Full retirement benefits are paid at age 66 for baby boomers born between 1943 and 1955, but will increase approximately 8 per cent a month for each year the recipient delays until age 70. That could make a significant difference in living expenses.
But if you want or need income before age 70, there is another option. Two-income couples can use spousal benefits to their advantage by collecting some monthly income while at the same time maximizing the growth of one of the Social Security accounts. As an example, one spouse claims Social Security at age 66, while the other restricts his or her claim at 66 to collect spousal benefits only. That spouse then defers income on his or her own account until age 70, giving it more time to grow.

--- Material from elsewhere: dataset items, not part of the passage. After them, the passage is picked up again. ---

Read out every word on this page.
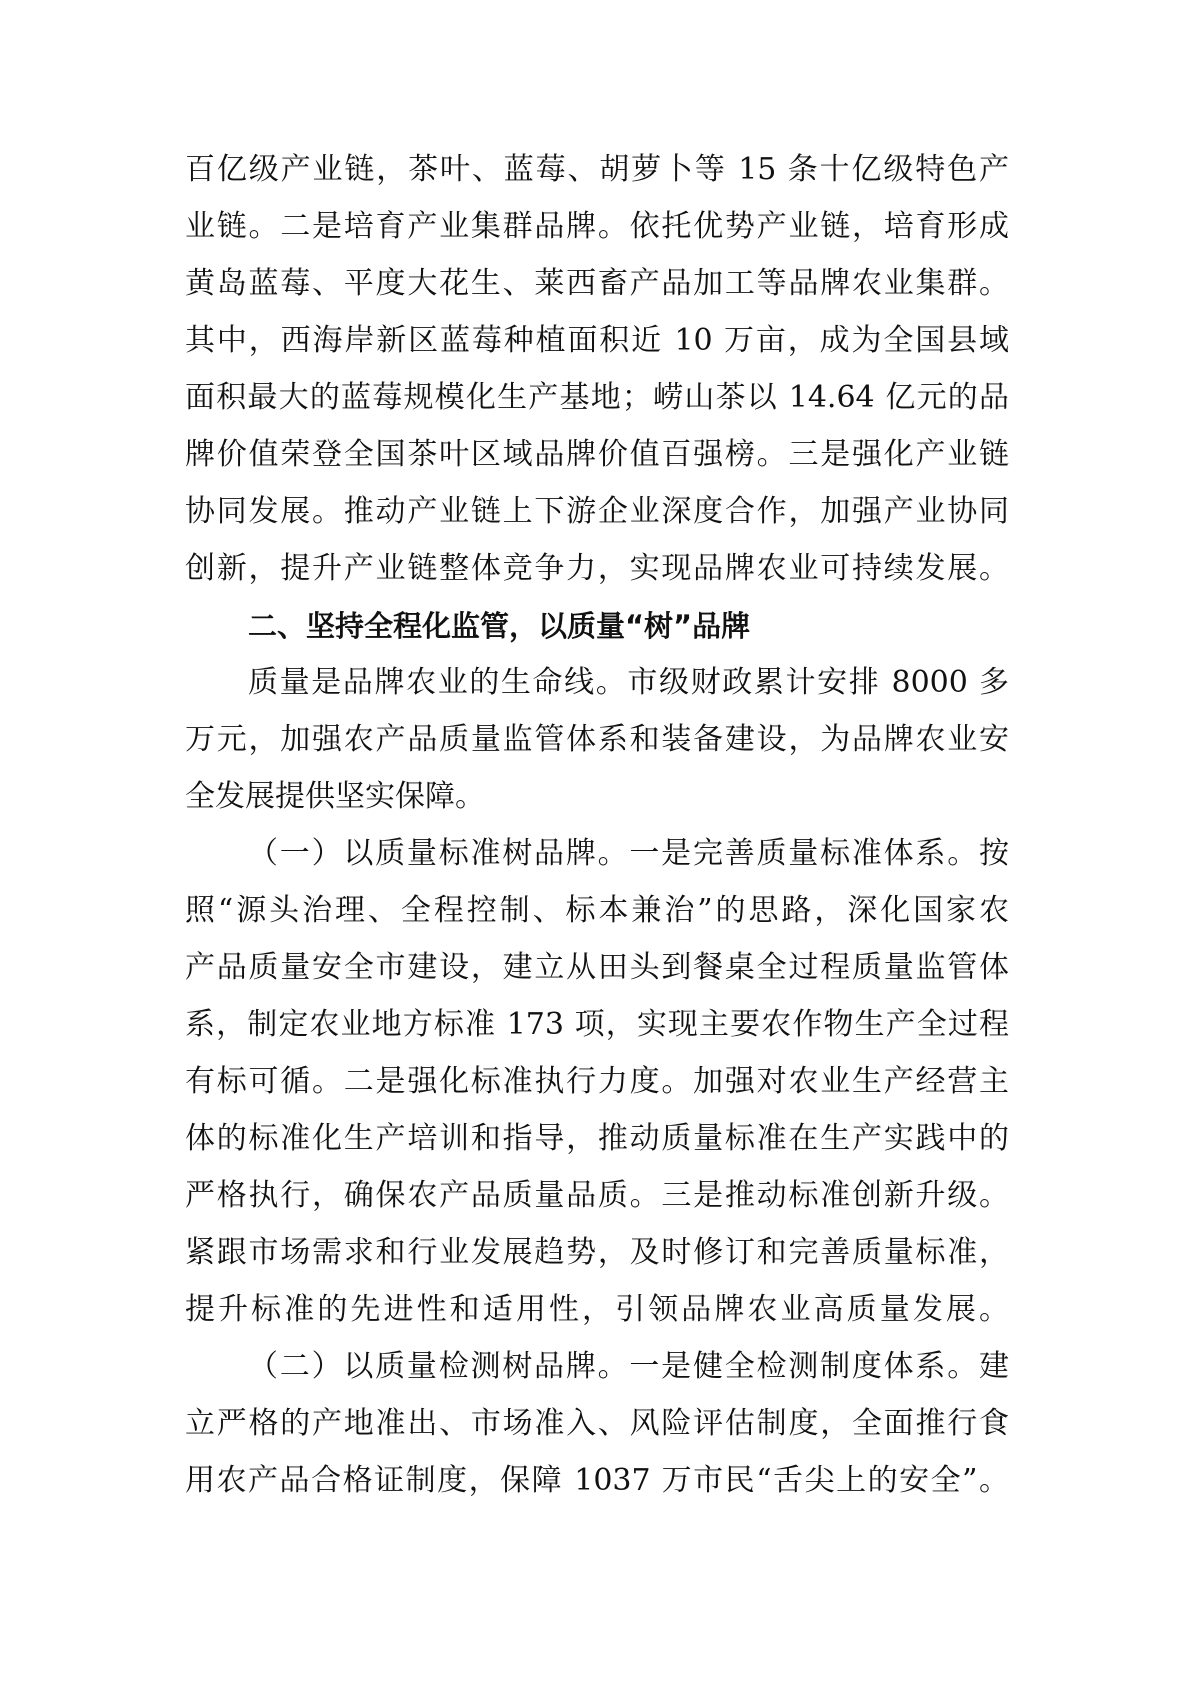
百亿级产业链，茶叶、蓝莓、胡萝卜等 15 条十亿级特色产
业链。二是培育产业集群品牌。依托优势产业链，培育形成
黄岛蓝莓、平度大花生、莱西畜产品加工等品牌农业集群。
其中，西海岸新区蓝莓种植面积近 10 万亩，成为全国县域
面积最大的蓝莓规模化生产基地；崂山茶以 14.64 亿元的品
牌价值荣登全国茶叶区域品牌价值百强榜。三是强化产业链
协同发展。推动产业链上下游企业深度合作，加强产业协同
创新，提升产业链整体竞争力，实现品牌农业可持续发展。
二、坚持全程化监管，以质量“树”品牌
质量是品牌农业的生命线。市级财政累计安排 8000 多
万元，加强农产品质量监管体系和装备建设，为品牌农业安
全发展提供坚实保障。
（一）以质量标准树品牌。一是完善质量标准体系。按
照“源头治理、全程控制、标本兼治”的思路，深化国家农
产品质量安全市建设，建立从田头到餐桌全过程质量监管体
系，制定农业地方标准 173 项，实现主要农作物生产全过程
有标可循。二是强化标准执行力度。加强对农业生产经营主
体的标准化生产培训和指导，推动质量标准在生产实践中的
严格执行，确保农产品质量品质。三是推动标准创新升级。
紧跟市场需求和行业发展趋势，及时修订和完善质量标准，
提升标准的先进性和适用性，引领品牌农业高质量发展。
（二）以质量检测树品牌。一是健全检测制度体系。建
立严格的产地准出、市场准入、风险评估制度，全面推行食
用农产品合格证制度，保障 1037 万市民“舌尖上的安全”。
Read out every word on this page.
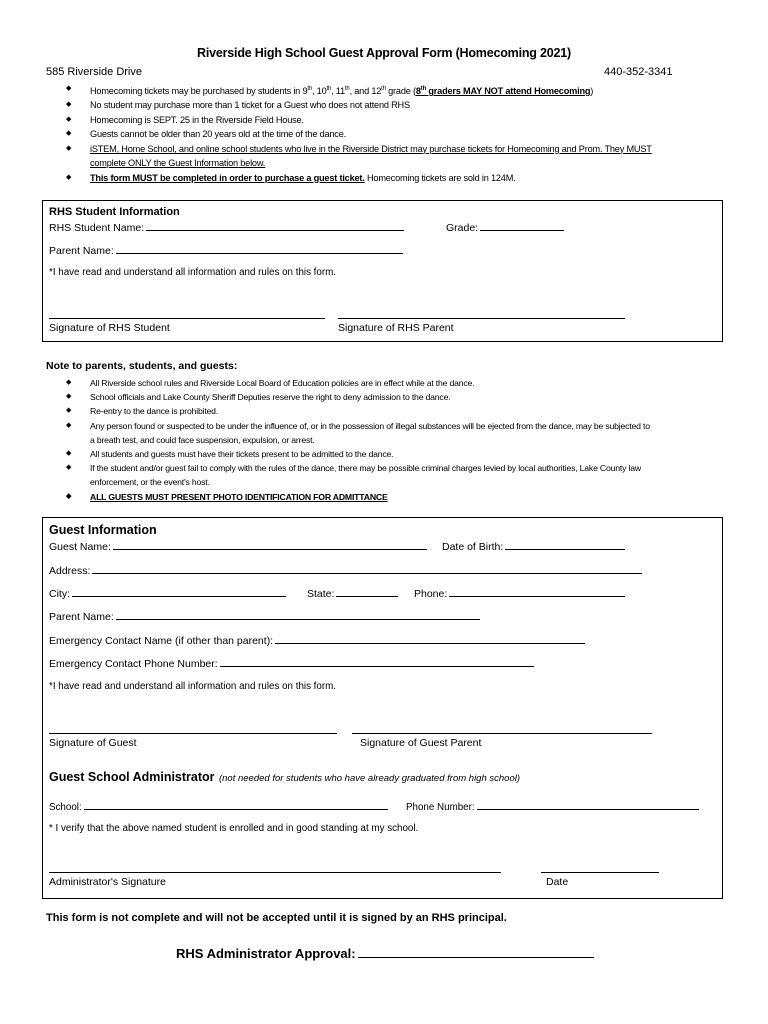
Riverside High School Guest Approval Form (Homecoming 2021)
585 Riverside Drive	440-352-3341
◆ Homecoming tickets may be purchased by students in 9th, 10th, 11th, and 12th grade (8th graders MAY NOT attend Homecoming)
◆ No student may purchase more than 1 ticket for a Guest who does not attend RHS
◆ Homecoming is SEPT. 25 in the Riverside Field House.
◆ Guests cannot be older than 20 years old at the time of the dance.
◆ iSTEM, Home School, and online school students who live in the Riverside District may purchase tickets for Homecoming and Prom. They MUST
complete ONLY the Guest Information below.
◆ This form MUST be completed in order to purchase a guest ticket. Homecoming tickets are sold in 124M.
RHS Student Information
RHS Student Name:	Grade:
Parent Name:
*I have read and understand all information and rules on this form.
Signature of RHS Student	Signature of RHS Parent
Note to parents, students, and guests:
◆ All Riverside school rules and Riverside Local Board of Education policies are in effect while at the dance.
◆ School officials and Lake County Sheriff Deputies reserve the right to deny admission to the dance.
◆ Re-entry to the dance is prohibited.
◆ Any person found or suspected to be under the influence of, or in the possession of illegal substances will be ejected from the dance, may be subjected to
a breath test, and could face suspension, expulsion, or arrest.
◆ All students and guests must have their tickets present to be admitted to the dance.
◆ If the student and/or guest fail to comply with the rules of the dance, there may be possible criminal charges levied by local authorities, Lake County law
enforcement, or the event's host.
◆ ALL GUESTS MUST PRESENT PHOTO IDENTIFICATION FOR ADMITTANCE
Guest Information
Guest Name:	Date of Birth:
Address:
City:	State:	Phone:
Parent Name:
Emergency Contact Name (if other than parent):
Emergency Contact Phone Number:
*I have read and understand all information and rules on this form.
Signature of Guest	Signature of Guest Parent
Guest School Administrator (not needed for students who have already graduated from high school)
School:	Phone Number:
* I verify that the above named student is enrolled and in good standing at my school.
Administrator's Signature	Date
This form is not complete and will not be accepted until it is signed by an RHS principal.
RHS Administrator Approval:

If one spouse is the primary breadwinner, he or she could do something called “file and suspend” at age 66. The account would continue to grow for the primary breadwinner until age 70, but the spouse could begin collecting spousal benefits on it in the meantime.
Both methods allow one of the accounts to grow to its full potential, while giving a married couple some income earlier in their retirement years. The Social Security Administration Web site spells out the eligibility details.